Pertamina hingga Juli telah menyalurkan Pertalite sejumlah 16,8 juta kilo liter (kl) dari total kuota 23 juta kl hingga akhir tahun. Dengan kuota saat ini yang tersisa 6,2 juta kl diharap bisa memenuhi permintaan hingga Desember 2022.
Sementara untuk BBM bersubsidi Solar, Pertamina sudah menyalurkan 9,9 juta kl dari total kuota 14,9 juta kl di tahun 2022 atau tersisa 5 juta kl sampai akhir tahun. "Karena kita harus menjaga kestabilan, kita punya kekuatan anggaran," ujar Arifin.
Pada kesempatan tersebut, Arifin meminta kepada para masyarakat golongan mampu untuk tidak membeli BBM bersubsidi Pertalite dan Solar. Mantan Direktur Utama PT Pupuk Indonesia itu berharap, penurunan serapan BBM bersubsidi di masyarakat bisa mengurangi beban negara berupa subsidi dan kompensasi.
"Pemerintah berupaya sekuat tenaga menahan bengkaknya nilai subsidi yang luar biasa. Tetapi apakah kalau begini terus bisa bertahan," jelas Arifin.
Berdasarkan formulasi perhitungan yang dilakukan oleh Pertamina pada Juli 2022, harga keekonomian Solar adalah Rp 18.150 per liter, sedangkan harga jual masih Rp 5.150 per liter. Kondisi ini membuat pemerintah harus membayar subsidi Solar Rp 13.000 per liter.
Sementara itu, harga keekonomian BBM bersubsidi Pertalite berada pada angka Rp 18.150 per liter.
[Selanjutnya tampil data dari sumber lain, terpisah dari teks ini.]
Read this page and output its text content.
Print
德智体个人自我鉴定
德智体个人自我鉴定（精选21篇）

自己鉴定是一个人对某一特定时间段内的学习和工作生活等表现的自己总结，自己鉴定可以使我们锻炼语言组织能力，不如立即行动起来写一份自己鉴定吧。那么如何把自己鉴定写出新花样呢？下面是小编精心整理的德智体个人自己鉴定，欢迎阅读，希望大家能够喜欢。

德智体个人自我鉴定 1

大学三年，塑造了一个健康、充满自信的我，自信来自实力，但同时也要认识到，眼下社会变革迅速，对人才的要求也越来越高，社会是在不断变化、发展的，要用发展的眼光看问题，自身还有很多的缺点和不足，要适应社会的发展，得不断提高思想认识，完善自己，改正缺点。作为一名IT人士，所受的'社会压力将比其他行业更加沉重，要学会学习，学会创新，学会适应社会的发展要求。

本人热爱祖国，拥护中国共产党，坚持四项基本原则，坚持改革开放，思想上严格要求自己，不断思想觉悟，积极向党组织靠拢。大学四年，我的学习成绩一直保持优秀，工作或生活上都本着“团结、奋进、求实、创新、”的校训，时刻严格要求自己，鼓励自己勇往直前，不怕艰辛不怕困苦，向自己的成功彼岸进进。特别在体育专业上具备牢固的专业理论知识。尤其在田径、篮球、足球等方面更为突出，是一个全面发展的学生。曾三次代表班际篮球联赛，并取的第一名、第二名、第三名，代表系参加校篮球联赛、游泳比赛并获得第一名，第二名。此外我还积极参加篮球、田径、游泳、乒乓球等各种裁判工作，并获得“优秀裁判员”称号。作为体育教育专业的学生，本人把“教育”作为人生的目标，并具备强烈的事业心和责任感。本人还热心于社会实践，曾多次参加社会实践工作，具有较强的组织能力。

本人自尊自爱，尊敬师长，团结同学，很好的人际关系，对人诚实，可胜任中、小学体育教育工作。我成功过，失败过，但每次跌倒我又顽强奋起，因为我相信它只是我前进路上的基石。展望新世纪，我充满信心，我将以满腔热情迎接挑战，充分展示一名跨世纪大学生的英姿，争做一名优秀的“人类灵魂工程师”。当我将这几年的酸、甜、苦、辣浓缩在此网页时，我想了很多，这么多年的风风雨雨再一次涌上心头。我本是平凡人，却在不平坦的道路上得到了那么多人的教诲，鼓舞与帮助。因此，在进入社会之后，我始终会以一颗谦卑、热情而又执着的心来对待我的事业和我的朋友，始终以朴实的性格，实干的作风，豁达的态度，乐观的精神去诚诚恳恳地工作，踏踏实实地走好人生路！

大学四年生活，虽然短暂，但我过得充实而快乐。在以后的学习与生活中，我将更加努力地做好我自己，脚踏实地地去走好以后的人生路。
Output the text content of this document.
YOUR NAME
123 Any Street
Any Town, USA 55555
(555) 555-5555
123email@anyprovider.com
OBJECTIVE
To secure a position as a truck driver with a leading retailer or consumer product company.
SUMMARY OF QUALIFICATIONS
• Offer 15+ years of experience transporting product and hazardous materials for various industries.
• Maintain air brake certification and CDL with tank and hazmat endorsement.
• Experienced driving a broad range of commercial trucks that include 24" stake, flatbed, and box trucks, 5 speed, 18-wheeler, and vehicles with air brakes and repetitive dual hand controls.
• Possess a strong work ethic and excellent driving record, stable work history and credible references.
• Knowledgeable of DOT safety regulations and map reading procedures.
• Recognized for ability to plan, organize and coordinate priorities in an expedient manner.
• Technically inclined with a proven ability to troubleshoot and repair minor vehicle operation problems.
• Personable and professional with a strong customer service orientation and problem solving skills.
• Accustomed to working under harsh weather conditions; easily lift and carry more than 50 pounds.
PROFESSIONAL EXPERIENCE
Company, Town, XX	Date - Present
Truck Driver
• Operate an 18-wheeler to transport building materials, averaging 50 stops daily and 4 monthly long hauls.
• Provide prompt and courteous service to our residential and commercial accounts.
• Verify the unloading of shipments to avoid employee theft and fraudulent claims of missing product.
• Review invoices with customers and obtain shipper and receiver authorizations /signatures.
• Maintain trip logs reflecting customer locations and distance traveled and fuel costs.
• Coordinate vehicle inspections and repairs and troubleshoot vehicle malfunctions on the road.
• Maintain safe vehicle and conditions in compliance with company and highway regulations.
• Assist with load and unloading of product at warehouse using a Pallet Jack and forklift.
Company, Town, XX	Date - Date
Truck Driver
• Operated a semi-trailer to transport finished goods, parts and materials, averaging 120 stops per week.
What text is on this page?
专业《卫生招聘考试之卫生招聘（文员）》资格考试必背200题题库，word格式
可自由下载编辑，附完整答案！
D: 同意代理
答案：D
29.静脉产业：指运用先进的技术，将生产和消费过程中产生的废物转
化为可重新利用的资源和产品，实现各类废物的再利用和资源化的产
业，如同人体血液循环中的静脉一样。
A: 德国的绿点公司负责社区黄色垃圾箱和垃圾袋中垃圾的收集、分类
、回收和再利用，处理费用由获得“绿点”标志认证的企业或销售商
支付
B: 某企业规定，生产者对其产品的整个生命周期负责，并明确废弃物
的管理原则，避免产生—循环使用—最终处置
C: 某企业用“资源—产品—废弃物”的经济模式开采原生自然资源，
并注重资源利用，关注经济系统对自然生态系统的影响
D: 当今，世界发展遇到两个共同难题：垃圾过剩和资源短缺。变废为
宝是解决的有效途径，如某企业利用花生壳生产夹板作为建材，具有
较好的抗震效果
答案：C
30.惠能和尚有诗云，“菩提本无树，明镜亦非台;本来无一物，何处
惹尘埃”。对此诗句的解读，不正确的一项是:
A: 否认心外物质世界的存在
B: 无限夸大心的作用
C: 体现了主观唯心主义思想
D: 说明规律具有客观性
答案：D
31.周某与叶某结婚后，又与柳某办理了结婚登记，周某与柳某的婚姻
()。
Pertamina menjual Pertalite Rp 7.650 per liter, sehingga setiap liter Pertalite yang dibeli oleh masyarakat mendapatkan subsidi Rp 9.550 per liter dari pemerintah.
Sebelumnya diberitakan, tingginya harga minyak membuat pemerintah mengajukan tambahan anggaran subsidi energi dan kompensasi tahun ini menjadi Rp 520 triliun, naik lebih dari dua kali lipat anggaran sebelumnya yang "hanya" Rp 134,03 triliun.
Menteri Keuangan Sri Mulyani mengatakan pengajuan tambahan ini adalah konsekuensi langkah pemerintah yang tidak menaikkan harga BBM, LPG, dan tarif listrik meski harga minyak dunia meningkat.
Adapun rendahnya anggaran subsidi energi awal tahun ini karena APBN yang berasumsi rata-rata harga minyak Indonesia (ICP) hanya sebesar US$ 63 per barel sepanjang tahun. Nyatanya, harga minyak melonjak hingga nyaris menyentuh US$ 130 per barel, lebih dari dua kali lipat dalam asumsi awal APBN.
Lonjakan harga minyak disebabkan oleh ketatnya pasokan yang diperparah dengan gangguan pasokan lebih lanjut imbas perang Rusia-Ukraina terutama oleh sanksi yang dijatuhkan negara Barat atas pasokan minyak dan gas Rusia.